O bunu yaparken altı liderden oluşan Altılı Masa,

- Bir Kuzey Avrupa ülkesinde siyaset yapıyor gibi hareket etti.

- Aylar boyunca onlarca toplantıda onlarca karar alıp binlerce sayfa metin üretti.

- O metinlerdeki binlerce vaadi, soyut kavramlarla milletin üzerine boca etti.

- Erdoğan’ın stratejisini okumak, tedbir almak yerine milletin yüzleştiği yoksulluğa, mutfaktaki yangına güvendi.

- Stratejilerini halkın demokrasiye, adalete aç olduğu, Tayyip Erdoğan’ı değiştirmeye karar verdiği fikrine dayandırdı.

- PKK’nın toplumda yarattığı travmanın uzun yıllar boyunca özellikle iç bölgelerde ve Karadeniz’de ortaya çıkardığı (siyaset tarafından suiistimal edilmeye müsait) ruh halini de göremedi.

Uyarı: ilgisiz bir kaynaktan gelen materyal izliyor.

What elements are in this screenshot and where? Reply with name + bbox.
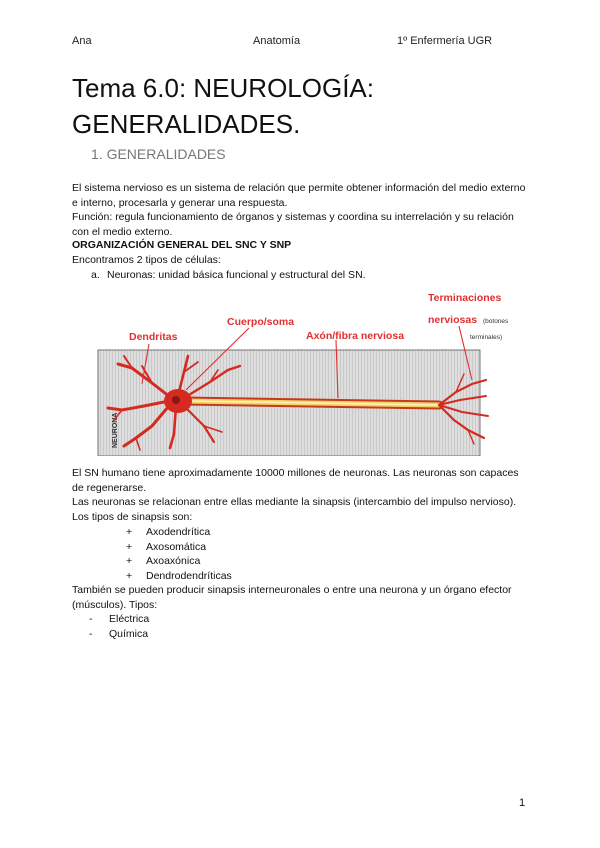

- Bir başka göremedikleri şey de yükselen milliyetçiliğin yarattığı “göçmen karşıtlığı” oldu.

★★★

Neticede Kılıçdaroğlu, etrafında “kazanıyoruz efendim” nakaratını tekrarlayan koronun yanlış yönlendirmeleri yüzünden bütün bunları ancak ikinci tura bir hafta kala görebildi ve haliyle çok geç kaldı. Elinden geleni yapsa da ülkenin yarısıyla birlikte o büyük hayal kırıklığını yaşamaktan kurtulamadı.

Karşılaştığımız sonucun, halk açısından en iyi tarafı, ülkenin kendi yankı odasına hapsolmuş “muhalefetinin” büyük bir değişim yaşayabilmesi için büyük fırsat yaratması oldu. Dilerim, Erdoğan karşısında bir kez daha başarısız olan liderler, şapkalarını önlerine koyup bu değişim fırsatının önüne geçmezler.

HDP tabanında kısmi boykot


Kemal Kılıçdaroğlu’nun 14 Mayıs’tan sonraki 10 gün boyunca Sinan Oğan ve Ümit Özdağ’ın peşine düşmesi, onları ikna etmek için abartılı bir milliyetçi dil kullanması, kayyum meselesini tartışmaya açması belli ki kendisine kerhen destek veren HDP seçmenlerini küstürmüş.

Seçim sonuçlarını 14 Mayıs’taki ilk turla karşılaştırdığımızda bunu görmek mümkün.

Oturup tek tek o illerdeki değişime baktım. Çıkan sonuca bakın:

Kars 1722, Iğdır 1043, Ağrı 12328, Muş 6728, Diyarbakır 4089, Mardin 14 bin 689, Batman 7857, Bitlis 5853, Siirt 5360, Şırnak 8904, Van 25771, Hakkari 6364 azaldı.

Bu illerdeki toplam kaybı 138 bin 334 olan Kılıçdaroğlu’nun sadece Tunceli ve Ardahan’da 1703 oy artırabildiğini not düşeyim. Tunceli’nin kendi şehri olduğunu, Ardahan’da da yeni seçilen CHP Milletvekili Özgür İncesu’nun olağanüstü çaba gösterdiğini unutmamak lazım.

Kılıçdaroğlu’nun 138 bin 334 oy kaybını genel bir eğilim gibi görmek imkansız. Zira Cumhurbaşkanı Tayyip Erdoğan aynı illerde oyunu 30 bin 813 artırmış. Erdoğan sadece Batman’da 1209 oy kaybetmiş.

Kürt seçmenin ilgisizliğini sadece bölge illerinde görmüyoruz.

İstanbul ve İzmir’deki HDP seçmenleri de sandığa gitmemeyi tercih etmiş. Katılım istanbul’da 3 puan, İzmir’de 3,3 puan düşmüş.

2. turda Erdoğan’ın toplamda 634 bin 174, Kılıçdaroğlu’nun ise toplamda 862 bin 858 oy artırabildiğini dikkate alırsak, HDP seçmeninin boykotunun sonuçta ne derece etkili olduğunu görebilirsiniz.